About data profiling

Data profiling creates a summary of a data source that is registered with Data Catalog and determines the data type of columns in the data source. The summary mainly contains statistics and graphics to give the user an idea what the registered data is about.

You can create profiling results by:

  • Registering a data source via Jobserver or via Edge, and choosing to profile the data.
  • Importing profiling results via the Catalog API.

You can find the profiling results in Table and Column asset pages.

Profiling process

You can profile data via Edge or via Jobserver. The following table shows the differences.

Part of process

Profiling via Edge

Profiling via Jobserver

Data size There is no data size limit. The Edge site calculates the profiling statistics while reading the data. There is a limit on the size of the data that is used to calculate the profiling statistics. By default, this is 10 GB.
Connectivity Collibra connects to an Edge site. The Edge site is installed in the customer's environment, close to the data source. The Edge site communicates to Collibra Data Intelligence Platform and other 3rd party systems using an HTTPS connection. Jobserver requires an HTTP proxy to support reverse connectivity.
Register a data source You can profile the data only after you registered a data source and synchronized one or more schemas via Edge. You can start the profiling process via the Configuration tab page on the Database asset page. When registering a data source via Jobserver, options are available to profile the data and create sample data.
Anonymizing data

Profiling happens on the Edge site. The profiling results are automatically anonymized for columns with the Text or Geo data type before they are sent to Data Catalog. It is not possible to disable the anonymization of these data types.
An administrator can also decide to anonymize the profiling results for all columns.

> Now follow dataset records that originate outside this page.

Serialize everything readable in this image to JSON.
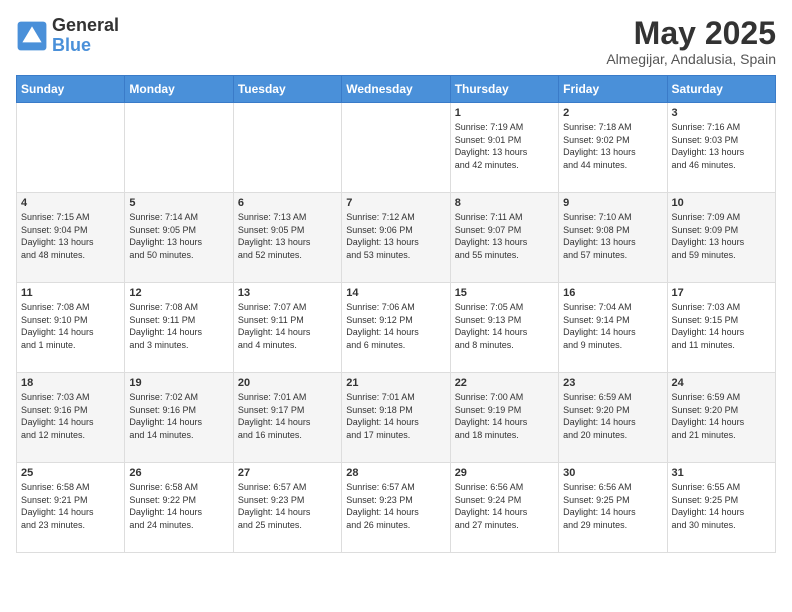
{
  "header": {
    "logo_line1": "General",
    "logo_line2": "Blue",
    "month": "May 2025",
    "location": "Almegijar, Andalusia, Spain"
  },
  "days_of_week": [
    "Sunday",
    "Monday",
    "Tuesday",
    "Wednesday",
    "Thursday",
    "Friday",
    "Saturday"
  ],
  "weeks": [
    [
      {
        "day": "",
        "info": ""
      },
      {
        "day": "",
        "info": ""
      },
      {
        "day": "",
        "info": ""
      },
      {
        "day": "",
        "info": ""
      },
      {
        "day": "1",
        "info": "Sunrise: 7:19 AM\nSunset: 9:01 PM\nDaylight: 13 hours\nand 42 minutes."
      },
      {
        "day": "2",
        "info": "Sunrise: 7:18 AM\nSunset: 9:02 PM\nDaylight: 13 hours\nand 44 minutes."
      },
      {
        "day": "3",
        "info": "Sunrise: 7:16 AM\nSunset: 9:03 PM\nDaylight: 13 hours\nand 46 minutes."
      }
    ],
    [
      {
        "day": "4",
        "info": "Sunrise: 7:15 AM\nSunset: 9:04 PM\nDaylight: 13 hours\nand 48 minutes."
      },
      {
        "day": "5",
        "info": "Sunrise: 7:14 AM\nSunset: 9:05 PM\nDaylight: 13 hours\nand 50 minutes."
      },
      {
        "day": "6",
        "info": "Sunrise: 7:13 AM\nSunset: 9:05 PM\nDaylight: 13 hours\nand 52 minutes."
      },
      {
        "day": "7",
        "info": "Sunrise: 7:12 AM\nSunset: 9:06 PM\nDaylight: 13 hours\nand 53 minutes."
      },
      {
        "day": "8",
        "info": "Sunrise: 7:11 AM\nSunset: 9:07 PM\nDaylight: 13 hours\nand 55 minutes."
      },
      {
        "day": "9",
        "info": "Sunrise: 7:10 AM\nSunset: 9:08 PM\nDaylight: 13 hours\nand 57 minutes."
      },
      {
        "day": "10",
        "info": "Sunrise: 7:09 AM\nSunset: 9:09 PM\nDaylight: 13 hours\nand 59 minutes."
      }
    ],
    [
      {
        "day": "11",
        "info": "Sunrise: 7:08 AM\nSunset: 9:10 PM\nDaylight: 14 hours\nand 1 minute."
      },
      {
        "day": "12",
        "info": "Sunrise: 7:08 AM\nSunset: 9:11 PM\nDaylight: 14 hours\nand 3 minutes."
      },
      {
        "day": "13",
        "info": "Sunrise: 7:07 AM\nSunset: 9:11 PM\nDaylight: 14 hours\nand 4 minutes."
      },
      {
        "day": "14",
        "info": "Sunrise: 7:06 AM\nSunset: 9:12 PM\nDaylight: 14 hours\nand 6 minutes."
      },
      {
        "day": "15",
        "info": "Sunrise: 7:05 AM\nSunset: 9:13 PM\nDaylight: 14 hours\nand 8 minutes."
      },
      {
        "day": "16",
        "info": "Sunrise: 7:04 AM\nSunset: 9:14 PM\nDaylight: 14 hours\nand 9 minutes."
      },
      {
        "day": "17",
        "info": "Sunrise: 7:03 AM\nSunset: 9:15 PM\nDaylight: 14 hours\nand 11 minutes."
      }
    ],
    [
      {
        "day": "18",
        "info": "Sunrise: 7:03 AM\nSunset: 9:16 PM\nDaylight: 14 hours\nand 12 minutes."
      },
      {
        "day": "19",
        "info": "Sunrise: 7:02 AM\nSunset: 9:16 PM\nDaylight: 14 hours\nand 14 minutes."
      },
      {
        "day": "20",
        "info": "Sunrise: 7:01 AM\nSunset: 9:17 PM\nDaylight: 14 hours\nand 16 minutes."
      },
      {
        "day": "21",
        "info": "Sunrise: 7:01 AM\nSunset: 9:18 PM\nDaylight: 14 hours\nand 17 minutes."
      },
      {
        "day": "22",
        "info": "Sunrise: 7:00 AM\nSunset: 9:19 PM\nDaylight: 14 hours\nand 18 minutes."
      },
      {
        "day": "23",
        "info": "Sunrise: 6:59 AM\nSunset: 9:20 PM\nDaylight: 14 hours\nand 20 minutes."
      },
      {
        "day": "24",
        "info": "Sunrise: 6:59 AM\nSunset: 9:20 PM\nDaylight: 14 hours\nand 21 minutes."
      }
    ],
    [
      {
        "day": "25",
        "info": "Sunrise: 6:58 AM\nSunset: 9:21 PM\nDaylight: 14 hours\nand 23 minutes."
      },
      {
        "day": "26",
        "info": "Sunrise: 6:58 AM\nSunset: 9:22 PM\nDaylight: 14 hours\nand 24 minutes."
      },
      {
        "day": "27",
        "info": "Sunrise: 6:57 AM\nSunset: 9:23 PM\nDaylight: 14 hours\nand 25 minutes."
      },
      {
        "day": "28",
        "info": "Sunrise: 6:57 AM\nSunset: 9:23 PM\nDaylight: 14 hours\nand 26 minutes."
      },
      {
        "day": "29",
        "info": "Sunrise: 6:56 AM\nSunset: 9:24 PM\nDaylight: 14 hours\nand 27 minutes."
      },
      {
        "day": "30",
        "info": "Sunrise: 6:56 AM\nSunset: 9:25 PM\nDaylight: 14 hours\nand 29 minutes."
      },
      {
        "day": "31",
        "info": "Sunrise: 6:55 AM\nSunset: 9:25 PM\nDaylight: 14 hours\nand 30 minutes."
      }
    ]
  ]
}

Settings are available to enable the anonymization of the profiling results.
Classification

Depending on the classification method that you use, the classification process starts at the same time as the profiling of the data.

Important If you are using the Unified Data Classification method, the classification process does not automatically run at the same time as profiling. When you start the profiling and classification activity, only profiling results will be collected. You need to activate the classification process separately.

The classification process does not start together with the profiling.
Deleting data profiling results Once data profiling results are available, you can only delete them by deleting the assets. To delete data profiling results for a schema, refresh the schema without storing the data profile. Go to Refresh the schema of a registered data source.